Reste à savoir si le respect des missions et de l’indépendance des médias suffira-t-il à transformer la défiance que les citoyens ont accumulée à leur égard…
Pour aller plus loin :
Edwy Plenel, La sauvegarde du peuple. Presse, liberté et démocratie., Edition La découverte,2020. Enquête sur une phrase perdue, pourtant emblème de la liberté de presse en 1789, ” « La publicité est la sauvegarde du peuple », “Autrement dit, tout ce qui est d’intérêt public doit être rendu public : tout ce qui concerne le sort du peuple, tout ce qui est fait en son nom, tout ce qui relève de sa souveraineté.” Elle est oublié de l’histoire française, pourtant elle est aujourd’hui plus que jamais actuelle.

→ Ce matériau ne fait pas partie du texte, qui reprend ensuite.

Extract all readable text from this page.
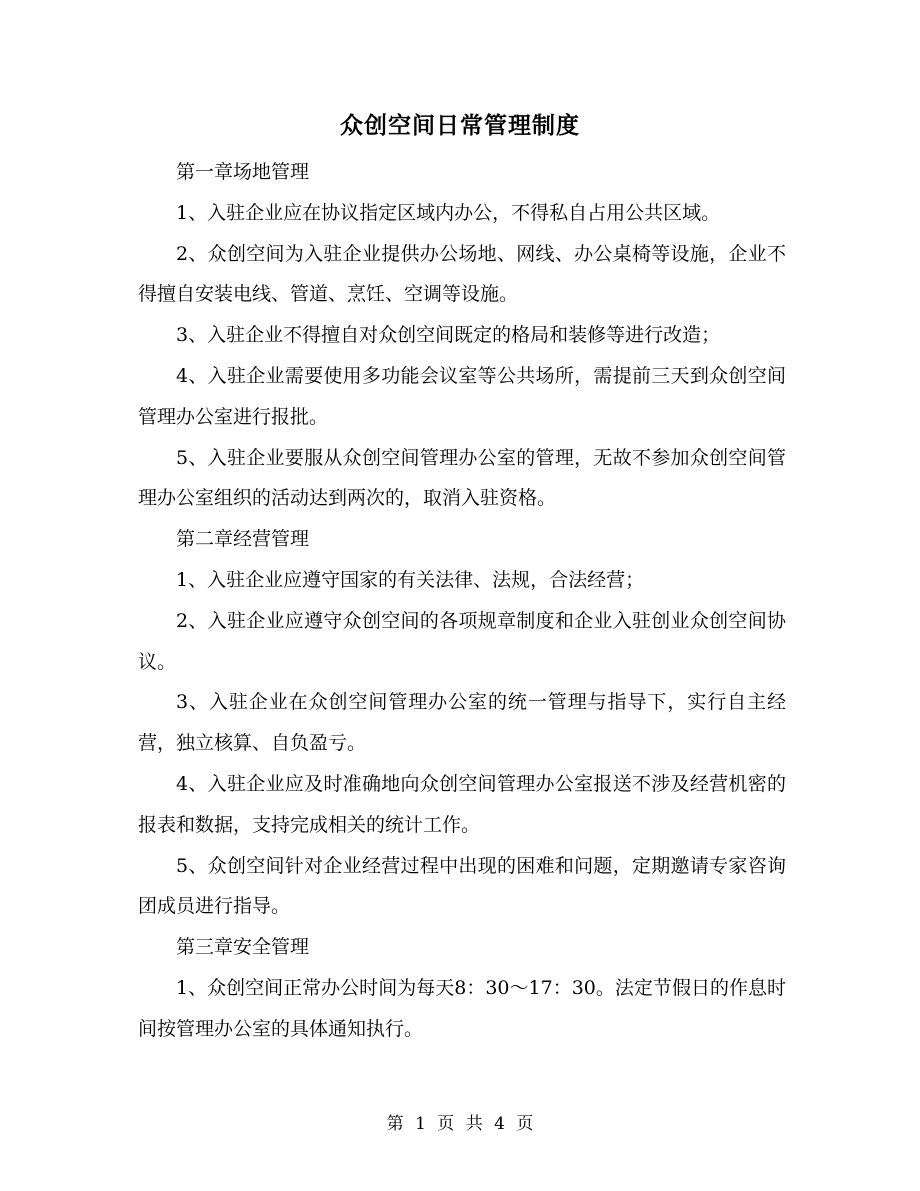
众创空间日常管理制度

第一章场地管理

1、入驻企业应在协议指定区域内办公，不得私自占用公共区域。

2、众创空间为入驻企业提供办公场地、网线、办公桌椅等设施，企业不得擅自安装电线、管道、烹饪、空调等设施。

3、入驻企业不得擅自对众创空间既定的格局和装修等进行改造；

4、入驻企业需要使用多功能会议室等公共场所，需提前三天到众创空间管理办公室进行报批。

5、入驻企业要服从众创空间管理办公室的管理，无故不参加众创空间管理办公室组织的活动达到两次的，取消入驻资格。

第二章经营管理

1、入驻企业应遵守国家的有关法律、法规，合法经营；

2、入驻企业应遵守众创空间的各项规章制度和企业入驻创业众创空间协议。

3、入驻企业在众创空间管理办公室的统一管理与指导下，实行自主经营，独立核算、自负盈亏。

4、入驻企业应及时准确地向众创空间管理办公室报送不涉及经营机密的报表和数据，支持完成相关的统计工作。

5、众创空间针对企业经营过程中出现的困难和问题，定期邀请专家咨询团成员进行指导。

第三章安全管理

1、众创空间正常办公时间为每天8：30～17：30。法定节假日的作息时间按管理办公室的具体通知执行。

第 1 页 共 4 页
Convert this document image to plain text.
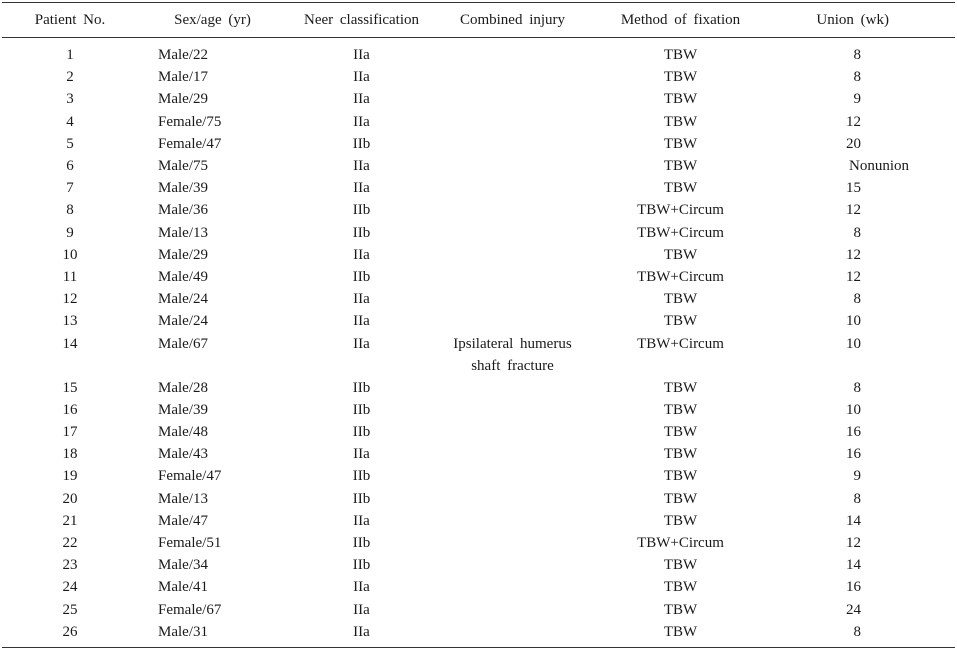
Patient No.	Sex/age (yr)	Neer classification	Combined injury	Method of fixation	Union (wk)
1	Male/22	IIa		TBW	8
2	Male/17	IIa		TBW	8
3	Male/29	IIa		TBW	9
4	Female/75	IIa		TBW	12
5	Female/47	IIb		TBW	20
6	Male/75	IIa		TBW	Nonunion
7	Male/39	IIa		TBW	15
8	Male/36	IIb		TBW+Circum	12
9	Male/13	IIb		TBW+Circum	8
10	Male/29	IIa		TBW	12
11	Male/49	IIb		TBW+Circum	12
12	Male/24	IIa		TBW	8
13	Male/24	IIa		TBW	10
14	Male/67	IIa	Ipsilateral humerus shaft fracture	TBW+Circum	10
15	Male/28	IIb		TBW	8
16	Male/39	IIb		TBW	10
17	Male/48	IIb		TBW	16
18	Male/43	IIa		TBW	16
19	Female/47	IIb		TBW	9
20	Male/13	IIb		TBW	8
21	Male/47	IIa		TBW	14
22	Female/51	IIb		TBW+Circum	12
23	Male/34	IIb		TBW	14
24	Male/41	IIa		TBW	16
25	Female/67	IIa		TBW	24
26	Male/31	IIa		TBW	8
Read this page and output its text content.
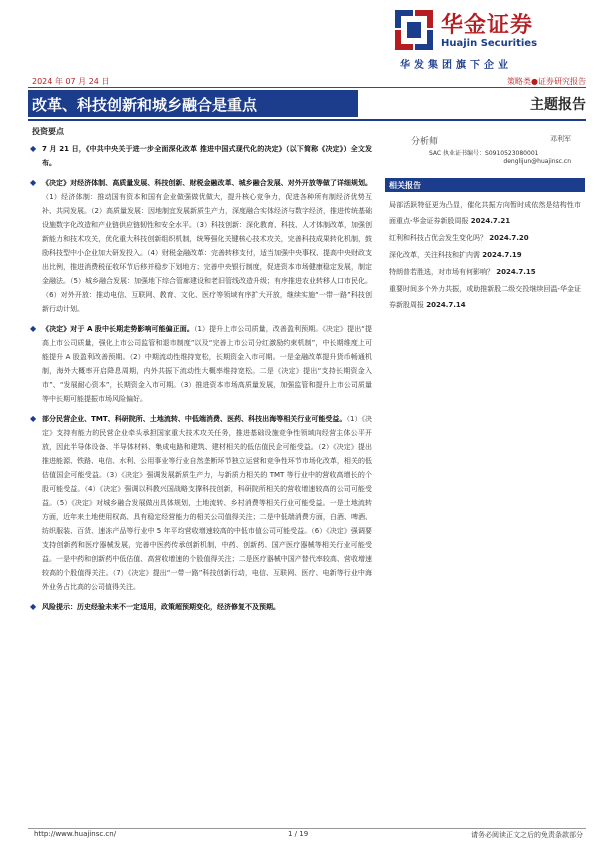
华金证券
Huajin Securities
华发集团旗下企业
2024 年 07 月 24 日	策略类●证券研究报告
改革、科技创新和城乡融合是重点	主题报告
投资要点
◆ 7 月 21 日，《中共中央关于进一步全面深化改革 推进中国式现代化的决定》（以下简称《决定》）全文发布。
◆ 《决定》对经济体制、高质量发展、科技创新、财税金融改革、城乡融合发展、对外开放等做了详细规划。（1）经济体制：推动国有资本和国有企业做强做优做大，提升核心竞争力，促进各种所有制经济优势互补、共同发展。（2）高质量发展：因地制宜发展新质生产力，深度融合实体经济与数字经济，推进传统基础设施数字化改造和产业链供应链韧性和安全水平。（3）科技创新：深化教育、科技、人才体制改革，加强创新能力和技术攻关，优化重大科技创新组织机制，统筹强化关键核心技术攻关，完善科技成果转化机制，鼓励科技型中小企业加大研发投入。（4）财税金融改革：完善转移支付，适当加强中央事权、提高中央财政支出比例，推进消费税征收环节后移并稳步下划地方；完善中央银行制度，促进资本市场健康稳定发展，制定金融法。（5）城乡融合发展：加强地下综合管廊建设和老旧管线改造升级；有序推进农业转移人口市民化。（6）对外开放：推动电信、互联网、教育、文化、医疗等领域有序扩大开放，继续实施“一带一路”科技创新行动计划。
◆ 《决定》对于 A 股中长期走势影响可能偏正面。（1）提升上市公司质量，改善盈利预期。《决定》提出“提高上市公司质量，强化上市公司监管和退市制度”以及“完善上市公司分红激励约束机制”，中长期维度上可能提升 A 股盈利改善预期。（2）中期流动性维持宽松，长期资金入市可期。一是金融改革提升货币畅通机制，海外大概率开启降息周期，内外共振下流动性大概率维持宽松。二是《决定》提出“支持长期资金入市”、“发展耐心资本”，长期资金入市可期。（3）推进资本市场高质量发展，加强监管和提升上市公司质量等中长期可能提振市场风险偏好。
◆ 部分民营企业、TMT、科研院所、土地流转、中低端消费、医药、科技出海等相关行业可能受益。（1）《决定》支持有能力的民营企业牵头承担国家重大技术攻关任务，推进基础设施竞争性领域向经营主体公平开放，因此半导体设备、半导体材料、集成电路和建筑、建材相关的低估值民企可能受益。（2）《决定》提出推进能源、铁路、电信、水利、公用事业等行业自然垄断环节独立运营和竞争性环节市场化改革，相关的低估值国企可能受益。（3）《决定》强调发展新质生产力，与新质力相关的 TMT 等行业中的营收高增长的个股可能受益。（4）《决定》强调以科教兴国战略支撑科技创新，科研院所相关的营收增速较高的公司可能受益。（5）《决定》对城乡融合发展做出具体规划，土地流转、乡村消费等相关行业可能受益。一是土地流转方面，近年来土地使用权高、具有稳定经营能力的相关公司值得关注；二是中低端消费方面，白酒、啤酒、纺织服装、百货、速冻产品等行业中 5 年平均营收增速较高的中低市值公司可能受益。（6）《决定》强调要支持创新药和医疗器械发展，完善中医药传承创新机制，中药、创新药、国产医疗器械等相关行业可能受益。一是中药和创新药中低估值、高营收增速的个股值得关注；二是医疗器械中国产替代率较高、营收增速较高的个股值得关注。（7）《决定》提出“一带一路”科技创新行动，电信、互联网、医疗、电新等行业中海外业务占比高的公司值得关注。
◆ 风险提示：历史经验未来不一定适用，政策超预期变化，经济修复不及预期。
分析师	邓利军
SAC 执业证书编号：S0910523080001
denglijun@huajinsc.cn
相关报告
局部活跃特征更为凸显，催化共振方向暂时成依然是结构性市面重点-华金证券新股周报 2024.7.21
红利和科技占优会发生变化吗？ 2024.7.20
深化改革，关注科技和扩内需 2024.7.19
特朗普若胜选，对市场有何影响？ 2024.7.15
重要时间多个外力共振，或助推新股二级交投继续回温-华金证券新股周报 2024.7.14
http://www.huajinsc.cn/	1 / 19	请务必阅读正文之后的免责条款部分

Sophie Eustache, Bâtonner, Comment l’argent détruit le journalisme, Édition Amsterdam, 2020. L’auteur met en lumière les problèmes qui entour le métier depuis une dizaine d’année, notamment le fait de bâtonner, c’est à dire « réécrire de manière intensive les dépêches produites par les agences de presse », la production de contenu à la chaîne détrônant les enquêtes de long cours. Elle prône une réappropriation démocratique des médias contre la mainmise de l’argent sur le journalisme.
Laurent Mauduit, Main basse sur l’information, Edition Paris : Don Quichotte, 2016. Ce livre a pour propos « l’état de servitude dans lequel sont placés la presse et tous les grands médias d’information, radios et télévisions » dû à l’appartenance de la quasi totalité des grands médias nationaux par des milliardaires dont le métier n’est pas l’information.